Watching the Ohio Ballet perform at the Phoenix Symphony Hall October 14, I could not help thinking that this performance might have at last opened the world of dance to my friend. Watching these dancers' bodies "jump around" on stage was enough to deliver magnificent pleasure and feeling.
For starters, this is a well-trained and disciplined company and it shows in their full ensemble pieces. The lighting effects are powerful: the curtain opens to nine dancers in still poses against a blue background for the first movement in Concerto Grosso. As the music moves, so goes the dance- a community of feminine shapes move in and out of patterns on stage. Poll's choreography communicates emotion as the music does, through abstract patterns that resonate in a kind of familiarity of feeling.
By the second movement, Nian Mei Geng and Qian Ping Guo are filling the role of archetypes. Feminine meets masculine in graceful compliment, and then they part again. That is all we know, and all I need, to begin a hundred more remembrances of that very story in my own imagination.

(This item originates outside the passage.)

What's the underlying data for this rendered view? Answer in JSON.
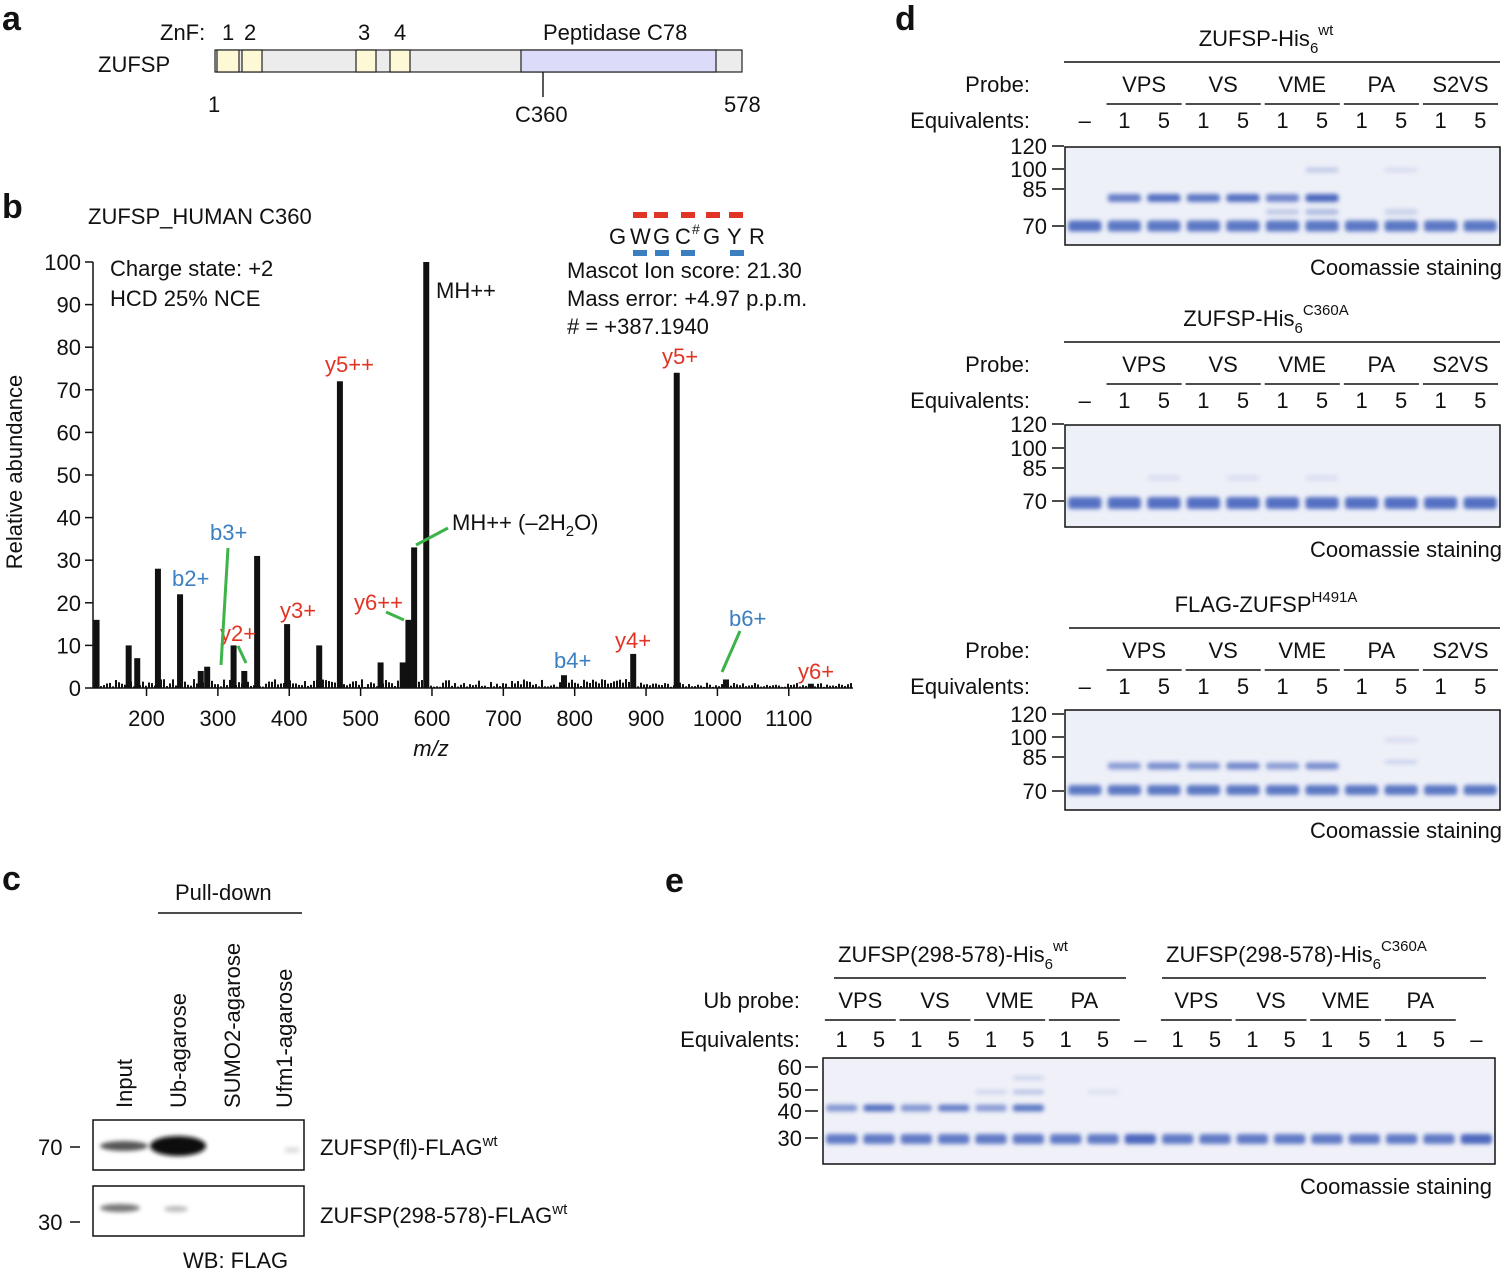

In the third movement, the ensemble takes the stage again in playful, patterned variations on the theme of "apart and together." Here, Poll offers a dance full of energy and with significant variations contained in a larger pattern, in much the same way a film director might go after scenes from a New York rush hour.
My guest for the evening majored in music theory in college, and was gripped by the sound and sight of Trilogies, the music and choreography created specifically for the Ohio Ballet by Paul Schwartz and Lucinda Childs. Again, the company of dancers drew us into the rhythms and patterns of the music which might have been missed were it not for the frenetic movements in time to the energy beneath the melody line. In the second movement, a haunting sax dominates as a female dancers step forward and back with their male partners, and then again, the women turn and step away. Here, too, the pattern is unnervingly powerful: together and apart, forms moving in service to the strains of a tenor sex, and the whole saga of human contact is contained on stage.
For the lighthearted finale, "Eight by Benny Goodman," the Ohio Ballet revives the upbeat spirit of the big band era, with terrific costume design and a good deal of humor emoting from the dancers. My personal favorite was the piece "My Old Flame," in which a trio of torch singers mime the bonfire in their hearts by means of cleverly formalized arm movements.
The Ohio Ballet offered an evening of great dance to great music. If you've ever felt, like my friend from Connecticut, that you could not see the swans for all the tutus, forget all you think you know about ballet and see this company from Akron. In Arizona, where we have finally unearthed the arts lost in the rapid transition from cowboy to corporate culture, I'll be recruiting new fans to the Ohio Ballet's fresh style and urging Southwest Dance to bring them back again next season.